ORLANDO, Fla.—Idera Pharmaceuticals Inc., a clinical-stage biopharmaceutical company developing toll-like receptor and RNA therapeutics for patients with cancer and rare diseases, has presented initial clinical data from its ongoing Phase 1/2 clinical trial for IMO-8400, a Toll-like receptor (TLR) 7, 8 and 9 antagonist, being evaluated for the treatment of patients with relapsed or refractory Waldenström’s macroglobulinemia (WM). These results provide evidence that IMO-8400 has clinical activity and is well tolerated. The results were presented during a poster session at the 57th Annual Meeting of the American Society of Hematology in Orlando, Fla.
“Our clinical trial in Waldenström’s macroglobulinemia represents the first step in our understanding of the potential role that TLR antagonism could play in B-cell malignancies, specifically in those harboring the MYD88-L265P oncogenic mutation which is highly prevalent in Waldenström’s macroglobulinemia,” stated Vincent Milano, Idera’s CEO. “We are pleased that the initial results from this ongoing trial met our objectives in determining safety and tolerability, as well as clinical activity of IMO-8400 in this patient population. We are further encouraged that the safety profile seen to date will enable us to expand this study to evaluate higher dosing levels of IMO-8400.”
The results reported by Idera Chief Medical Officer Dr. Joanna Horobin are from 15 evaluable patients with WM who had a history of relapse or failure to one or more prior therapies and who completed at least one cycle of therapy with IMO-8400. Patients enrolled in the multi-center, open-label, dose ranging clinical trial which evaluated three dose levels of IMO-8400 (06. mg/kg weekly, 1.2 mg/kg weekly and 1.2mg/kg twice a week) administration for a period of up to 24 weeks. The primary objectives of the study were to assess safety and tolerability, with secondary objectives of assessing clinical activity, pharmacokinetics and defining the optimal dose for further clinical evaluation. In addition to clinical treatment parameters, cytokine levels were analyzed as an exploratory endpoint in the trial.

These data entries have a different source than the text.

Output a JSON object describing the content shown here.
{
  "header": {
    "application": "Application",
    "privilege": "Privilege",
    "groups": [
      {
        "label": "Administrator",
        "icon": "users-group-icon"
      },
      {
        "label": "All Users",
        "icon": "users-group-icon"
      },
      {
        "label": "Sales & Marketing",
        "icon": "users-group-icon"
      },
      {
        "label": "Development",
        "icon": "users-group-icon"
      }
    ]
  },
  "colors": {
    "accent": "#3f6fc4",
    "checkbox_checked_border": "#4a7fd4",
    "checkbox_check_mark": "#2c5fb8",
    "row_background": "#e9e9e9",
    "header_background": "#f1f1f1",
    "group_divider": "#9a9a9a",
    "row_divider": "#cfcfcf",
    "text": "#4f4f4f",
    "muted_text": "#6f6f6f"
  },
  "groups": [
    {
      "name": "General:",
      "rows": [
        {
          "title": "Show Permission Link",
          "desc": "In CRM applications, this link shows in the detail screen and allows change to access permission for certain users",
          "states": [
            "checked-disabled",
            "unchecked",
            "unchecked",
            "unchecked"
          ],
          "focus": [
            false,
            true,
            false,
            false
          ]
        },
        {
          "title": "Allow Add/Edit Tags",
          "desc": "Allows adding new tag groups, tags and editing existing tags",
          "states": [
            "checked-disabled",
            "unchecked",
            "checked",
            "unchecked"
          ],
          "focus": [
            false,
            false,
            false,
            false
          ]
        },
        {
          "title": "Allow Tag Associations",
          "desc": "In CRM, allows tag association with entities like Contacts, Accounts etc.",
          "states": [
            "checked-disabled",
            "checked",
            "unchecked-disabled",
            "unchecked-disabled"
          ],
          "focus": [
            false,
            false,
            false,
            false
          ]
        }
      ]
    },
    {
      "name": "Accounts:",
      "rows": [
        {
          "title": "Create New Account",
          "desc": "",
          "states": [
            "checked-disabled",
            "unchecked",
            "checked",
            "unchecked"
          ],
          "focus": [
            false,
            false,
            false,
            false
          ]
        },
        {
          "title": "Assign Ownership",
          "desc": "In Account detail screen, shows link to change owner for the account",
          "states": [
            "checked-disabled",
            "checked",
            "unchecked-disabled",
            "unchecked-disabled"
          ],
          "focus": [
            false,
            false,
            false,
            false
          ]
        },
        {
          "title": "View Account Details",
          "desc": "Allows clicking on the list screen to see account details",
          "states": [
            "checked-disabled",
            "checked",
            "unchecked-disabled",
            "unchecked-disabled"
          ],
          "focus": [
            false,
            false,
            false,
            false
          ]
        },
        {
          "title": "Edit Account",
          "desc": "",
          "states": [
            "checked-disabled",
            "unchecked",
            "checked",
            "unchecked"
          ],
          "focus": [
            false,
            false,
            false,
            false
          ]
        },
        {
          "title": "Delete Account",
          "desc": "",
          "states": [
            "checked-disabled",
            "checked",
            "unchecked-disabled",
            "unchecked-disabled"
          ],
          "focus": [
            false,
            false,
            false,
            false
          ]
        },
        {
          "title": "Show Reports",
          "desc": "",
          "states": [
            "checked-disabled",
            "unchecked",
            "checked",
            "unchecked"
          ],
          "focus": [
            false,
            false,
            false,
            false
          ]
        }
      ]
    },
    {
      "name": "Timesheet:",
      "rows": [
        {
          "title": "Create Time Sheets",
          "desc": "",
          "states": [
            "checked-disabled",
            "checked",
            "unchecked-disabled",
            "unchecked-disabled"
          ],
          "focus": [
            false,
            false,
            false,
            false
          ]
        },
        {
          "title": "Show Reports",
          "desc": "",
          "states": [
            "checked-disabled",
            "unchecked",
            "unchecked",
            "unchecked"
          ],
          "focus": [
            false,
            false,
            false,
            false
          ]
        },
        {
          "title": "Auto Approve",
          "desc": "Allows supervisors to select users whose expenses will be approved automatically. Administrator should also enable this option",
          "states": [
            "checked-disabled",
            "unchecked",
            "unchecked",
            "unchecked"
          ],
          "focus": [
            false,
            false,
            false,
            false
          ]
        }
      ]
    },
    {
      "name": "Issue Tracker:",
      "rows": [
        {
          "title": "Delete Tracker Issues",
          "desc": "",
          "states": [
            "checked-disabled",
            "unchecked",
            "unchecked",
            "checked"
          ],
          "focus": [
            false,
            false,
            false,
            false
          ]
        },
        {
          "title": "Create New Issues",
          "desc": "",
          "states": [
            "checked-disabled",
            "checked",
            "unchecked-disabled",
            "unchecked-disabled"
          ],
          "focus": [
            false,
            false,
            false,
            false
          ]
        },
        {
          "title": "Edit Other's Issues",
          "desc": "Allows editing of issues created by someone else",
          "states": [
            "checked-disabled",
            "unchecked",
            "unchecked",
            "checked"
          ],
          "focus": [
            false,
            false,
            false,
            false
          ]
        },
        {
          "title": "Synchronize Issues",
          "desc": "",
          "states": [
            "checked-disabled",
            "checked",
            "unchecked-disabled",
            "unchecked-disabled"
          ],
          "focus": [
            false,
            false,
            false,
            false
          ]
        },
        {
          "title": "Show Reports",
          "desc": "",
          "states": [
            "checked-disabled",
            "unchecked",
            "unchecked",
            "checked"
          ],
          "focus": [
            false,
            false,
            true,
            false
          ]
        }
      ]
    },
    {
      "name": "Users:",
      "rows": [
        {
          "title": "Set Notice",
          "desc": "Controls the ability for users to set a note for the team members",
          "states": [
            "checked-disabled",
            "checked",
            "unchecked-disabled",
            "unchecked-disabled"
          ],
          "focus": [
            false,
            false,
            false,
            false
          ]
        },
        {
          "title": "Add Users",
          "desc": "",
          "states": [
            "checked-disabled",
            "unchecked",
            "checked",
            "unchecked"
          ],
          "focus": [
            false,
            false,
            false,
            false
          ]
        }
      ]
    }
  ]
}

IMO-8400 was generally well tolerated at all dose levels studied. The maximum tolerated dose of IMO-8400 has not yet been identified.

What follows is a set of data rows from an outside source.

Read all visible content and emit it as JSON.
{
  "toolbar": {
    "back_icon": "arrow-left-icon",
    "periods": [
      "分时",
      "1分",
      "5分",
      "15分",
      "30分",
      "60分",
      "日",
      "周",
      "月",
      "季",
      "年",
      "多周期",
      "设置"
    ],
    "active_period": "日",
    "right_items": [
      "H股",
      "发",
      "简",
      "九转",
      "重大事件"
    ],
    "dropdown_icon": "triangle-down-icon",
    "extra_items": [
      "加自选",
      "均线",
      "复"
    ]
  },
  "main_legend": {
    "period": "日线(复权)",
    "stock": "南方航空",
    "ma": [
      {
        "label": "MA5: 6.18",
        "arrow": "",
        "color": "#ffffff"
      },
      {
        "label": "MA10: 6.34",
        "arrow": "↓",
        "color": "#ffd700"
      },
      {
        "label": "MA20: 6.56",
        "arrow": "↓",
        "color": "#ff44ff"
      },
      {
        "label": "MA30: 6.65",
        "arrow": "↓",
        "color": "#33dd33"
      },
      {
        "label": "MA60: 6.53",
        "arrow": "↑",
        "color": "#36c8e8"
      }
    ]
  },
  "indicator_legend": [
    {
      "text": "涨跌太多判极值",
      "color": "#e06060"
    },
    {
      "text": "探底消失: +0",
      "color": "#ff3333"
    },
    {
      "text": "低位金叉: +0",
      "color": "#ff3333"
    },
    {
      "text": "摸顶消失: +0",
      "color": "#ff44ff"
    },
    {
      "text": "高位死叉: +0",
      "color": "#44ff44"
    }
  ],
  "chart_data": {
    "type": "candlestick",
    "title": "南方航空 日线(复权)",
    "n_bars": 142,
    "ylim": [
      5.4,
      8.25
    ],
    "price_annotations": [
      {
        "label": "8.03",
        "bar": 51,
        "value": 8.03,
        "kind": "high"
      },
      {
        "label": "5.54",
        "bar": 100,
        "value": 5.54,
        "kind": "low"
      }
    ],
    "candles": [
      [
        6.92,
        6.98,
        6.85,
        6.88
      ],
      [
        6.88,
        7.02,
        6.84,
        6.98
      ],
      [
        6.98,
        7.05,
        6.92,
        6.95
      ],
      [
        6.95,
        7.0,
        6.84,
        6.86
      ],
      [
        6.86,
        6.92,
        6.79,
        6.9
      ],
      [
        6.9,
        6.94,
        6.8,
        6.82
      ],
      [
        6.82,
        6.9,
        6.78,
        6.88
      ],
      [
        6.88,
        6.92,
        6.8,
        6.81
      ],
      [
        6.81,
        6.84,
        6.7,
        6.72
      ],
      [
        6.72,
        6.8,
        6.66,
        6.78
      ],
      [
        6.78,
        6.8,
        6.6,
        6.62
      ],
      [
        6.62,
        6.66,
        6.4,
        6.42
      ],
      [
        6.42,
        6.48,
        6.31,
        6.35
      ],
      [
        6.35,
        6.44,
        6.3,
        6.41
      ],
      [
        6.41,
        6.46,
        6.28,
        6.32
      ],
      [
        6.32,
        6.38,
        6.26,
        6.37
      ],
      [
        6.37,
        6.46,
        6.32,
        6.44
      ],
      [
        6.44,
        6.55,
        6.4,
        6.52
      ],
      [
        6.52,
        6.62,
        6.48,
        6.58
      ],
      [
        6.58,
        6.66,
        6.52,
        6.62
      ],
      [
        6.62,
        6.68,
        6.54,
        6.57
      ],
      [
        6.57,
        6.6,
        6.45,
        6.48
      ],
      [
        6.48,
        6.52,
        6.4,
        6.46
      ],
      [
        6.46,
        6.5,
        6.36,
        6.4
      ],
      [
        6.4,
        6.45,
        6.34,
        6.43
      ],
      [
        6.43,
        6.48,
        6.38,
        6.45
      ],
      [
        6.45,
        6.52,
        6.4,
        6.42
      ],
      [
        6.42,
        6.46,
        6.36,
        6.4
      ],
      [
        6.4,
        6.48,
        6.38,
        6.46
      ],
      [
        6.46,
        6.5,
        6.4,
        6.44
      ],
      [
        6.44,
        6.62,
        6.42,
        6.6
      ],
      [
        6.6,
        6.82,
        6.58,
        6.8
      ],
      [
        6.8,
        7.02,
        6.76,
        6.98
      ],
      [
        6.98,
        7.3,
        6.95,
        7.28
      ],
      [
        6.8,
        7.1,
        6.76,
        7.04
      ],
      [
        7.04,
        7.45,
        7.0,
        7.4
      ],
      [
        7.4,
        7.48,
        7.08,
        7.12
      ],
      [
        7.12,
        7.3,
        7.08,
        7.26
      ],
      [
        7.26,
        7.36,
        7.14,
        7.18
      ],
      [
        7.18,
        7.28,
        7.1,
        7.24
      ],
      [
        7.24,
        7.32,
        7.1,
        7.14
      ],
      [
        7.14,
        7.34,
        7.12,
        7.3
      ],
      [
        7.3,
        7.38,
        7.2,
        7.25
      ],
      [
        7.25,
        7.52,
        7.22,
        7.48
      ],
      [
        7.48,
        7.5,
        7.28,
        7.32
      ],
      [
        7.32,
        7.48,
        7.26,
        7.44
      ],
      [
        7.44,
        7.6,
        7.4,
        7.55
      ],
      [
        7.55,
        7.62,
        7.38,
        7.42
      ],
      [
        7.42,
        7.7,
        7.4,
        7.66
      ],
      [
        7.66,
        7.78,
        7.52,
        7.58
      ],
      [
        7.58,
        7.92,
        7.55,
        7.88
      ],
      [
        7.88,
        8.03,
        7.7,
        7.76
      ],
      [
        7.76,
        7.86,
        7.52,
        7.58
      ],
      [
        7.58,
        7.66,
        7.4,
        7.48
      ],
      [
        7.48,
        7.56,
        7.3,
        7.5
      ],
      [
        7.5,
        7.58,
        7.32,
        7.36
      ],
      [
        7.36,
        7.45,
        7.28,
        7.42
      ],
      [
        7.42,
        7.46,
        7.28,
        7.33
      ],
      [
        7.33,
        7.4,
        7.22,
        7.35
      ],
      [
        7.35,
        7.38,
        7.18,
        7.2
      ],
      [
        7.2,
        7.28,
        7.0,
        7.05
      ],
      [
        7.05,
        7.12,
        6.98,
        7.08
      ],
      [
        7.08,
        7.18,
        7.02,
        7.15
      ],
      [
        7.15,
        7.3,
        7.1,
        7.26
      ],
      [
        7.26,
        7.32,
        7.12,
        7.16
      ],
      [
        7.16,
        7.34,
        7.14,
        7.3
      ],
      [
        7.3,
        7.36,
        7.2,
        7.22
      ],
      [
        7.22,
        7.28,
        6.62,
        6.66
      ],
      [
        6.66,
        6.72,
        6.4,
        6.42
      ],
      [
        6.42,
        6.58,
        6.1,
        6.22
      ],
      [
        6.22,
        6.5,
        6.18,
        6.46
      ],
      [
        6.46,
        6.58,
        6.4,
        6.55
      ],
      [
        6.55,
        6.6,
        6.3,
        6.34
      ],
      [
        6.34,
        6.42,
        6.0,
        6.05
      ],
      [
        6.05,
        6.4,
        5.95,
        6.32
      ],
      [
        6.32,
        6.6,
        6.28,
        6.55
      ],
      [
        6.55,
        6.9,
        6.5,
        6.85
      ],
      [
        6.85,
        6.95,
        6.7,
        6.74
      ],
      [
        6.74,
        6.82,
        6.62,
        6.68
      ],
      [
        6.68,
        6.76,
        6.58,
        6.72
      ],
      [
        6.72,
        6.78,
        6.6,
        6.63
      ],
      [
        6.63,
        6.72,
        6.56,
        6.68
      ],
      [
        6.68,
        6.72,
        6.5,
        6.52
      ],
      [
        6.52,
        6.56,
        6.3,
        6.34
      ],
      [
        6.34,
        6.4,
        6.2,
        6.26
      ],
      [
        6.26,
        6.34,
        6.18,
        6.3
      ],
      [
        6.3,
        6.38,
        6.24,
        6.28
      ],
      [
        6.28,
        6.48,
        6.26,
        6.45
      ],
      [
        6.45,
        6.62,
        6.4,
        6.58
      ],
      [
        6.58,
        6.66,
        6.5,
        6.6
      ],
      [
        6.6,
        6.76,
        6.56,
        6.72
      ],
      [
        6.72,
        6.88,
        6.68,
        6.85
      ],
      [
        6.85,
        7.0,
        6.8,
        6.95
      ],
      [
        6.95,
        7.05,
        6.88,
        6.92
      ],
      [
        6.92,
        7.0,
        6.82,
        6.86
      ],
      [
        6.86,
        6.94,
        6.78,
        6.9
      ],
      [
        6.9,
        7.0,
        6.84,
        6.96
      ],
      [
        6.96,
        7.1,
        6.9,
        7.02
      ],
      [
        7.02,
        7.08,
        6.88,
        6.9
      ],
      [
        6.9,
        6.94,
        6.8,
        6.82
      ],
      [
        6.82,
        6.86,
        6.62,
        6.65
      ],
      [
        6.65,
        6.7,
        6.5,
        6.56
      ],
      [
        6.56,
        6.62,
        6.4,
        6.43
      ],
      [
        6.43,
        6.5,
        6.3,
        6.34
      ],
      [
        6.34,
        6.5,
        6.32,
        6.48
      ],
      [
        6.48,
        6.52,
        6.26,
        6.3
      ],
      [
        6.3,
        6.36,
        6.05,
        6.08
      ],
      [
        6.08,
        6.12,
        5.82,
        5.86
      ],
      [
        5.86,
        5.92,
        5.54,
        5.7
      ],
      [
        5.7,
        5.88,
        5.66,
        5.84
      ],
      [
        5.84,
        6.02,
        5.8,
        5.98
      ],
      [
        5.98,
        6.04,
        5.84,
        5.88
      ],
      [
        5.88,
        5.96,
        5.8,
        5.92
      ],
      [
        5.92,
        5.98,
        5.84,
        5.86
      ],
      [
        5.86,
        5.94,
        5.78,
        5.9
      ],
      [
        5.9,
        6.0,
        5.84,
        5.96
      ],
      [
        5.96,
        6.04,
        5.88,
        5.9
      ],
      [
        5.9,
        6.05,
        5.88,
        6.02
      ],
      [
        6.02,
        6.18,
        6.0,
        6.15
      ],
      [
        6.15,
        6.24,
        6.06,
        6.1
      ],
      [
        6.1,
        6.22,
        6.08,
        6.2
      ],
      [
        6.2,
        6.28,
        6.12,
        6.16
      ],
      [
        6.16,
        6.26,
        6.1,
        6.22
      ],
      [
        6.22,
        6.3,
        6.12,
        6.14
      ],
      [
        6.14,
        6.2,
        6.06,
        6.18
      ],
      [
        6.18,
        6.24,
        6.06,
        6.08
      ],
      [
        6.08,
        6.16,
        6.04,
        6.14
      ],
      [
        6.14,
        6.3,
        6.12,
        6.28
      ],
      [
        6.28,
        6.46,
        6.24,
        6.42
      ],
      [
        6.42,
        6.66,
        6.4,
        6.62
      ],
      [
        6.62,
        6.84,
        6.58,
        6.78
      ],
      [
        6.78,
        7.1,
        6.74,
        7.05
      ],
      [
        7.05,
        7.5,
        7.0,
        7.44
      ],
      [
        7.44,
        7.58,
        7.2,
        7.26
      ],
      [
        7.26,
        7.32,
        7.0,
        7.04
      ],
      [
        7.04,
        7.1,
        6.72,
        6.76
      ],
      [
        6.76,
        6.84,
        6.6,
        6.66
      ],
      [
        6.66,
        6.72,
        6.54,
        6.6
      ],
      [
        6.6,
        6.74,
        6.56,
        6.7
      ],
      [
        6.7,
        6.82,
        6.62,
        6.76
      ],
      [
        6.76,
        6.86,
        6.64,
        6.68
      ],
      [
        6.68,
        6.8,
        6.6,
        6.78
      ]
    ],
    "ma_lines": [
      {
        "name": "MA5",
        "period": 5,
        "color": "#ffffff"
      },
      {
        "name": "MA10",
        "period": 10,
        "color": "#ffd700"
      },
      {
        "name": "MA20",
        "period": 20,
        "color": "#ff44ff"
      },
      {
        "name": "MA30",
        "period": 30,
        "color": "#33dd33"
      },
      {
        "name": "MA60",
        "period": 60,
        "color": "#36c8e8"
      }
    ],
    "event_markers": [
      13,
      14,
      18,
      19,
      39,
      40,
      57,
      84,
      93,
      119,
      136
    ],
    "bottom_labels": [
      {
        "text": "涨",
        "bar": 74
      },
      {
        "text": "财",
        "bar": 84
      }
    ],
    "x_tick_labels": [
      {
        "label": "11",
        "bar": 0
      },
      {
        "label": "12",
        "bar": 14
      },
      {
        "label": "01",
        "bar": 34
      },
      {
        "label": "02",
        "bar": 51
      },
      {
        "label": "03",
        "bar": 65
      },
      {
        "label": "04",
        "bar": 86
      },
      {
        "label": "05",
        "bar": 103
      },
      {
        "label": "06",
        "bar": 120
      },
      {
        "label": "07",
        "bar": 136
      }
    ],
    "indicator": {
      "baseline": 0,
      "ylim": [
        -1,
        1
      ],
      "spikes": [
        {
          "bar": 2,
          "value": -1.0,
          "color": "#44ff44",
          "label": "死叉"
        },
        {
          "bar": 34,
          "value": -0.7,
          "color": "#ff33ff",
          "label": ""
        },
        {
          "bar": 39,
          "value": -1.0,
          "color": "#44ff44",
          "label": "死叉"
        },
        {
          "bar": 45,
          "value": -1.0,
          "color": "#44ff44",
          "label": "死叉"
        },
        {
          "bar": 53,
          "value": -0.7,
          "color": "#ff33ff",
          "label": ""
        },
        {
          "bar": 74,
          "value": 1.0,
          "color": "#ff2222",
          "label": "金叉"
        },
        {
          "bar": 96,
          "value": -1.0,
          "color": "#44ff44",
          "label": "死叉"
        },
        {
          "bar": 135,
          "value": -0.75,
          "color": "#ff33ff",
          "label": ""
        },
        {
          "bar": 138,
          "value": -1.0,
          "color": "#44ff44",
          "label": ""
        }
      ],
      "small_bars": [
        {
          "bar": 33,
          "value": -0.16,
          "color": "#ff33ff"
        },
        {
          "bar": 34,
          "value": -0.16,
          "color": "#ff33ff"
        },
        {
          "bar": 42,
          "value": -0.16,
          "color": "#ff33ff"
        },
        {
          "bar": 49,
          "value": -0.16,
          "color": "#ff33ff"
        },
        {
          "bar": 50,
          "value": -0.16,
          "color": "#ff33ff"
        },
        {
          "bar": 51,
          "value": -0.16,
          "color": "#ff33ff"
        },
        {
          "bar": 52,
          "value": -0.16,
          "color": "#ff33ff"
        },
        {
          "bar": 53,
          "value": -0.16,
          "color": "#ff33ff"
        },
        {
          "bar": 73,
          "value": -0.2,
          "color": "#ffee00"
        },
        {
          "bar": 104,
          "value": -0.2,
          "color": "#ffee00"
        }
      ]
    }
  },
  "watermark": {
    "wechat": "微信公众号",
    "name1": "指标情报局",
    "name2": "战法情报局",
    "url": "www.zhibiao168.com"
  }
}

Across all dose cohorts, six of 15 patients (40 percent) with relapsed or refractory WM had an objective response. Three responders were refractory to their last treatment, including one patient who was refractory to ibrutinib.
In the highest dose cohort, 1.2 mg/kg twice a week, three of six patients (50 percent) had an objective response and two had stable disease. The median time to first response was ~10.5 weeks.
There was improvement in bone marrow findings, hemoglobin and disease symptoms.
An exploratory analysis showed a significant correlation between change in M-protein and a change in IL-10, with decreases in IL-10 being seen in responding patients.
In summary, Milano stressed in a follow-up teleconference, these data in patients with WM provide the first clinical evidence supporting inhibition of the TLR pathway as a potential therapeutic approach for B-cell malignancies characterized by the MYD88 L265P oncogenic mutation. Evaluation of higher IMO-8400 dose levels is planned.
Waldenström’s macroglobulinemia is a rare and slow-growing form of B-cell lymphoma, with approximately 1,000 to 1,500 new cases diagnosed in the United States each year. The median age at diagnosis is between 60 and 70 years of age, and symptoms include fatigue, night sweats, headaches, visual problems, pain and abnormal bleeding due to complications such as anemia, retinopathy and peripheral neuropathy. Approximately 90 percent of WM patients present with the MYD88 L265P oncogenic mutation.
TLRs are receptor proteins that play a central role in the innate immune system. In healthy individuals, TLRs recognize invading pathogens and endogenous molecules released from damaged or dysfunctional cells, and initiate signaling cascades that trigger an inflammatory response. Through these signaling cascades, TLRs are also involved in activating the adaptive immune system, in which B-cells play a critical role. Based on its proprietary chemistry-based discovery platform, Idera discovered and is developing IMO-8400, which has demonstrated activity in multiple preclinical models of cancer and autoimmune disease.
Idera’s proprietary technology involves using a TLR-targeting technology to design synthetic oligonucleotide-based drug candidates that act by modulating the activity of specific TLRs. In addition to its TLR programs, the company is developing a third-generation antisense technology platform that it has created using its proprietary technology to inhibit the production of disease-associated proteins by targeting RNA.